晚上10点45分,李成旭终于收工了。16小时的工作后,他赚了大约21万韩元(约1148元人民币),但这并不包括他需要支付的税款、汽油和电话费,以及延迟交货的罚款。

他明天依旧会早起,并重复这一切,“照这个速度,我也会累死。”

“我们想活下去”

严重过劳的工作和过劳死案例,让陷入绝望的快递员们决心反抗。

6月9日,韩国全国快递工会的2000多名成员在首尔综合物流中心举行总罢工决议大会,要求改变快递员的过劳工作环境。

快递员们在首尔市中心罢工 图片:CFP

7月,快递员们在首尔市中心集会,继续进行为期8天的罢工,以抗议过度工作造成的死亡。他们在旷工的日子里没有得到任何收入,而且根据韩国的新冠卫生条例,他们还有可能被逮捕。

“我们快死了,这就是我们聚集在这里的原因。
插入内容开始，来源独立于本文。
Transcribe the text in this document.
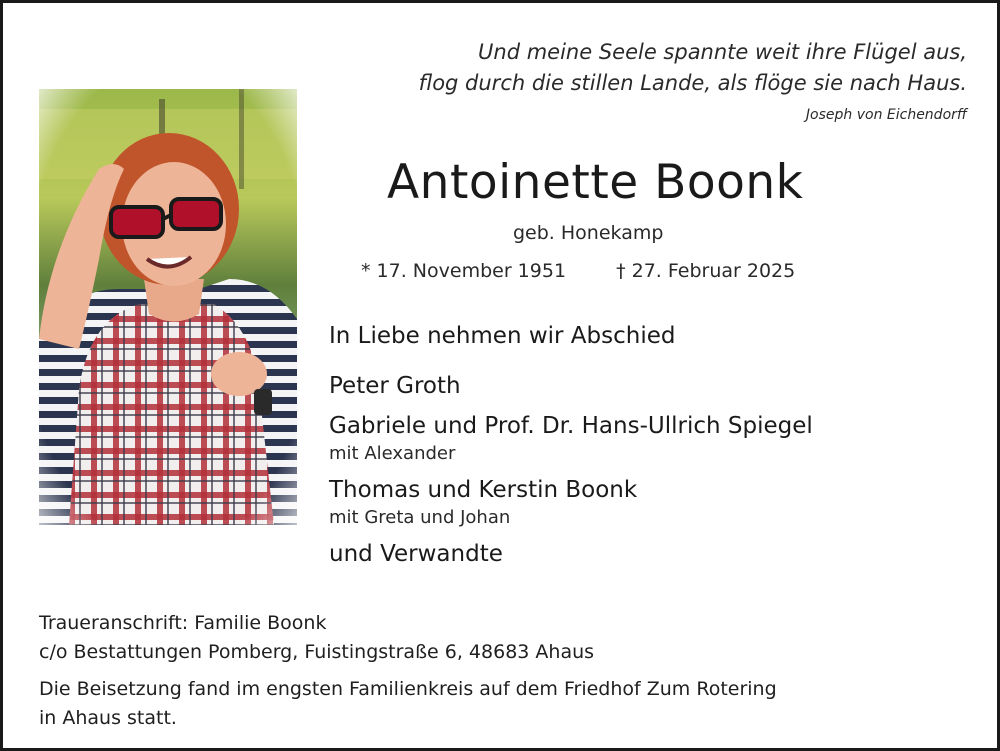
Und meine Seele spannte weit ihre Flügel aus,
flog durch die stillen Lande, als flöge sie nach Haus.
Joseph von Eichendorff
Antoinette Boonk
geb. Honekamp
* 17. November 1951	† 27. Februar 2025
In Liebe nehmen wir Abschied
Peter Groth
Gabriele und Prof. Dr. Hans-Ullrich Spiegel
mit Alexander
Thomas und Kerstin Boonk
mit Greta und Johan
und Verwandte
Traueranschrift: Familie Boonk
c/o Bestattungen Pomberg, Fuistingstraße 6, 48683 Ahaus
Die Beisetzung fand im engsten Familienkreis auf dem Friedhof Zum Rotering
in Ahaus statt.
”参加罢工的快递员许元宰(Huh Wonjea)告诉ABC,“我们想活下去,但他们从来不听我们的声音。”

事实上,早在今年1月,韩国各大物流公司就与工会达成协议,表示将雇用更多工人帮助分拣包裹,以减轻快递员的压力。他们还承诺减少工作时间,并在晚上9点后停止送货。该协议原定于6月生效。但受疫情影响,谈判一度延期,协议生效时间也已被推迟到2022年1月。直到现在,公司也没能完全遵守承诺。快递员们仍在仓库“免费”分拣包裹,而物流公司则得到了“几十年来才能获得的巨大利益”。

许元宰担心他的同事们在协议生效之前可能会死掉,特别是还要面对疫情带来的压力。“这是不对的。他们声称,政府成功抗击了新冠,这可能是真的,但我们才是为支持这个社会系统而牺牲的人。"
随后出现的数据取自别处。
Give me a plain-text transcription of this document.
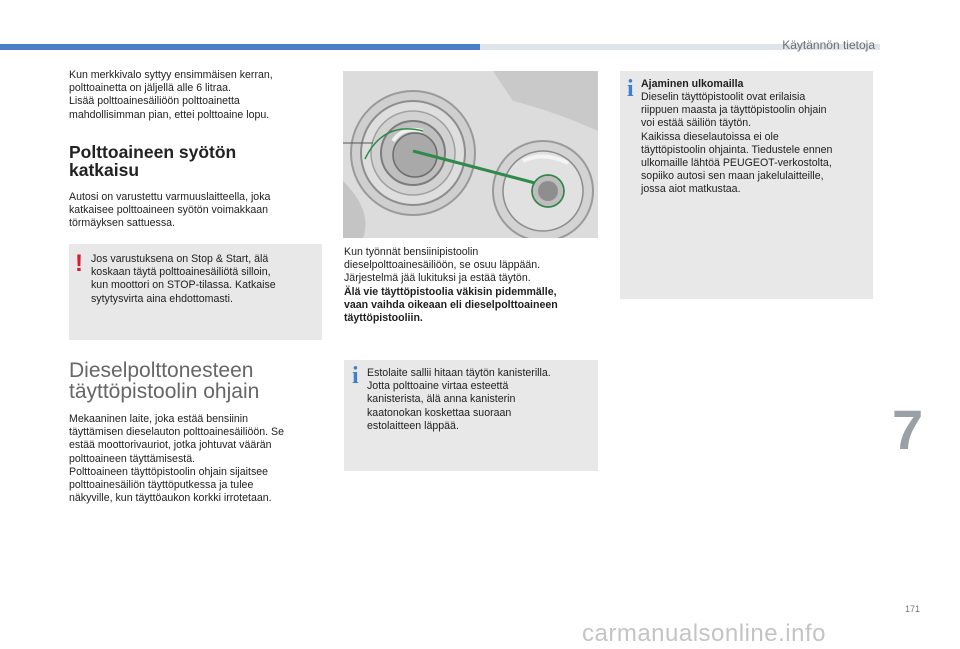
Käytännön tietoja

Kun merkkivalo syttyy ensimmäisen kerran,
polttoainetta on jäljellä alle 6 litraa.
Lisää polttoainesäiliöön polttoainetta
mahdollisimman pian, ettei polttoaine lopu.

Polttoaineen syötön
katkaisu

Autosi on varustettu varmuuslaitteella, joka
katkaisee polttoaineen syötön voimakkaan
törmäyksen sattuessa.

! Jos varustuksena on Stop & Start, älä
koskaan täytä polttoainesäiliötä silloin,
kun moottori on STOP-tilassa. Katkaise
sytytysvirta aina ehdottomasti.

Dieselpolttonesteen
täyttöpistoolin ohjain

Mekaaninen laite, joka estää bensiinin
täyttämisen dieselauton polttoainesäiliöön. Se
estää moottorivauriot, jotka johtuvat väärän
polttoaineen täyttämisestä.
Polttoaineen täyttöpistoolin ohjain sijaitsee
polttoainesäiliön täyttöputkessa ja tulee
näkyville, kun täyttöaukon korkki irrotetaan.

Kun työnnät bensiinipistoolin
dieselpolttoainesäiliöön, se osuu läppään.
Järjestelmä jää lukituksi ja estää täytön.

Älä vie täyttöpistoolia väkisin pidemmälle,
vaan vaihda oikeaan eli dieselpolttoaineen
täyttöpistooliin.

i Estolaite sallii hitaan täytön kanisterilla.
Jotta polttoaine virtaa esteettä
kanisterista, älä anna kanisterin
kaatonokan koskettaa suoraan
estolaitteen läppää.

i Ajaminen ulkomailla

Dieselin täyttöpistoolit ovat erilaisia
riippuen maasta ja täyttöpistoolin ohjain
voi estää säiliön täytön.
Kaikissa dieselautoissa ei ole
täyttöpistoolin ohjainta. Tiedustele ennen
ulkomaille lähtöä PEUGEOT-verkostolta,
sopiiko autosi sen maan jakelulaitteille,
jossa aiot matkustaa.

7
171
carmanualsonline.info
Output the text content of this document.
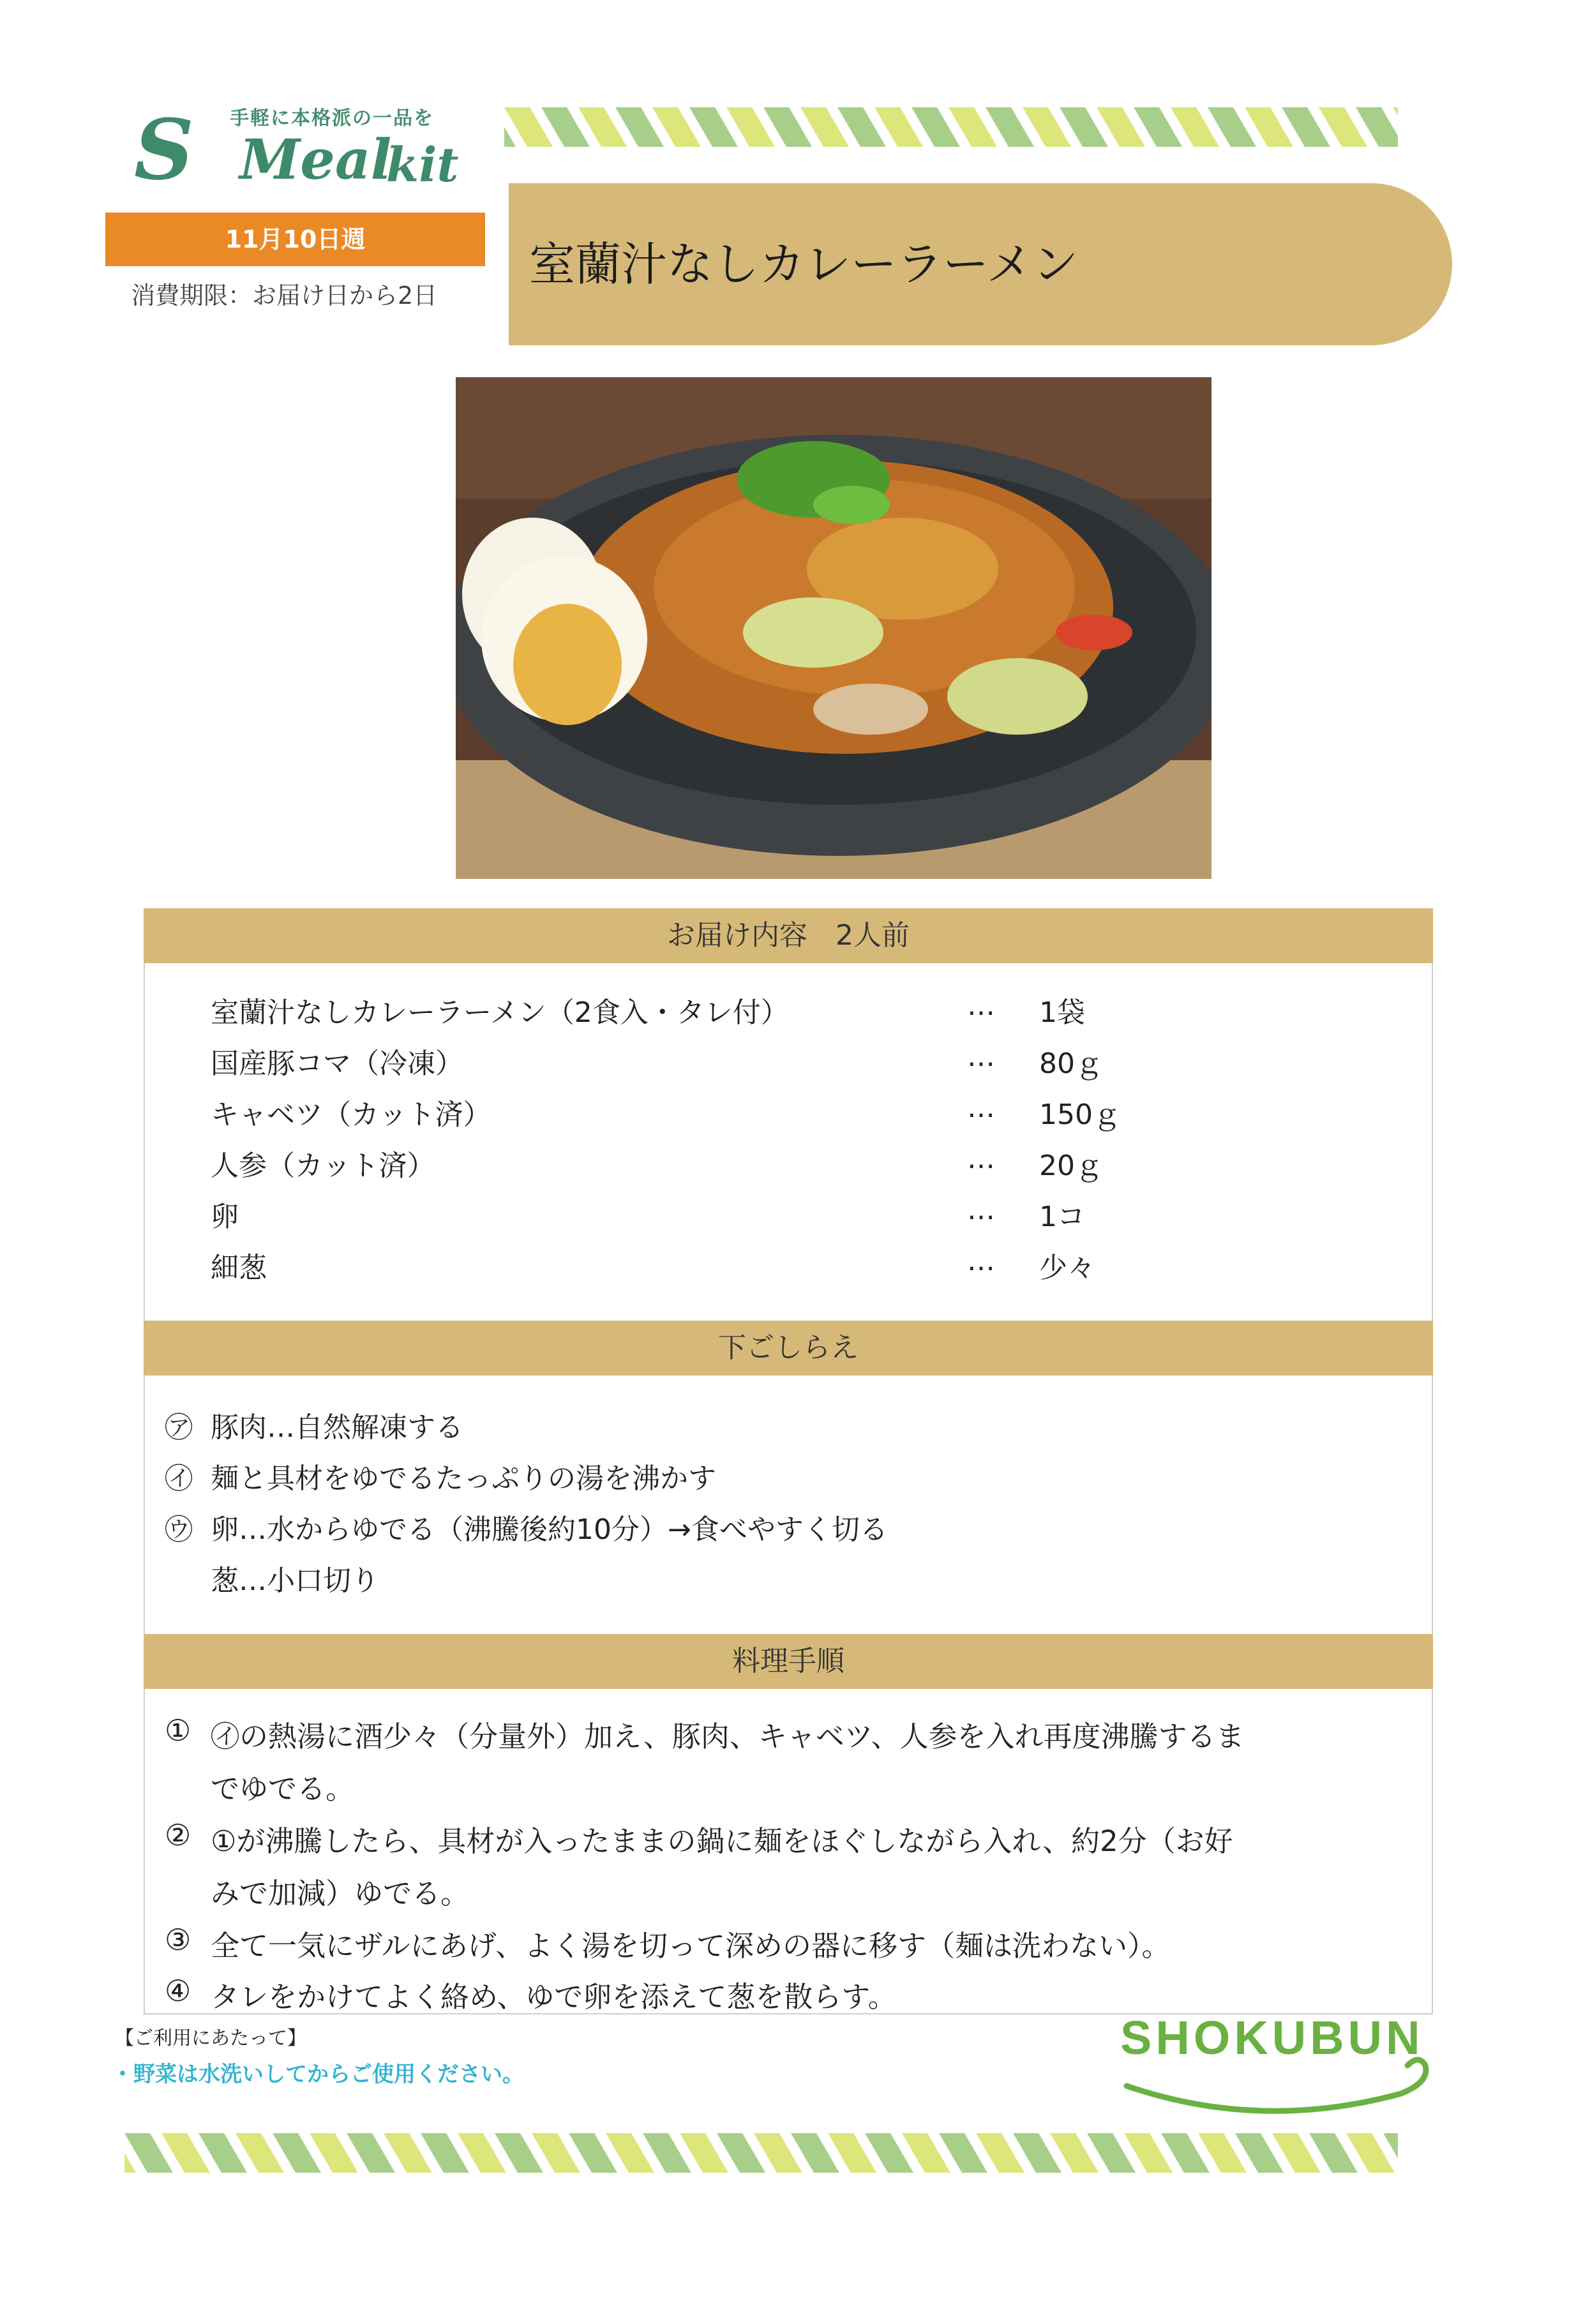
手軽に本格派の一品を
S Meal
kit
11月10日週
消費期限：お届け日から2日
室蘭汁なしカレーラーメン
お届け内容　2人前
室蘭汁なしカレーラーメン（2食入・タレ付）	… 1袋
国産豚コマ（冷凍）	… 80ｇ
キャベツ（カット済）	… 150ｇ
人参（カット済）	… 20ｇ
卵	… 1コ
細葱	… 少々
下ごしらえ
㋐ 豚肉…自然解凍する
㋑ 麺と具材をゆでるたっぷりの湯を沸かす
㋒ 卵…水からゆでる（沸騰後約10分）→食べやすく切る
葱…小口切り
料理手順
① ㋑の熱湯に酒少々（分量外）加え、豚肉、キャベツ、人参を入れ再度沸騰するま
でゆでる。
② ①が沸騰したら、具材が入ったままの鍋に麺をほぐしながら入れ、約2分（お好
みで加減）ゆでる。
③ 全て一気にザルにあげ、よく湯を切って深めの器に移す（麺は洗わない）。
④ タレをかけてよく絡め、ゆで卵を添えて葱を散らす。
【ご利用にあたって】
・野菜は水洗いしてからご使用ください。
SHOKUBUN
物流公司的改革虽然未见起色,但整个韩国社会已经对快递员过劳死有所关注。在首尔一些公寓的窗户上,写着“亲爱的送货员,迟到没关系”的纸条正在出现。43岁的快递员申福善(Shin Bok-sun)告诉BBC,在她的公寓里,人们已经开始用热咖啡和一些早餐迎接快递员。此外,“迟到没关系亲爱的送货员”“我们要阻止送货员死亡”的标签已经在社交媒体上流行起来。

快递员们在抗议 图片:CFP

李成旭则在为彻底改变韩国致命的工作文化而奋斗。他是快递工会的分管领导,一直在努力组织抗议活动,以帮助他的同事林光洙——他已经昏迷了两个月,在最近的一次手术后,医生将生存几率提高到了20%。

最近,李成旭代表其他同事慰问了林光洙的妻子,当得知她不忍心告诉孩子们父亲发生了什么的时候,李成旭坚定了要改善快递员待遇的想法,“这是为了我们的儿女,为了未来不再有伤亡。我们希望有晚上的休息时间,想成为顾家的好男人。这就是为什么我们要进行斗争。但到目前为止,效果并不理想,因为我们的对手是大公司。”

目前,李成旭将林光洙的卡车停放在自己家里,以避免停在别处引来的罚单和投诉。

“我把它带到我家,因为我这里还有一些空间。”他说,“如果他醒来,他可以再次驾驶他的卡车,我们在等待一个奇迹。”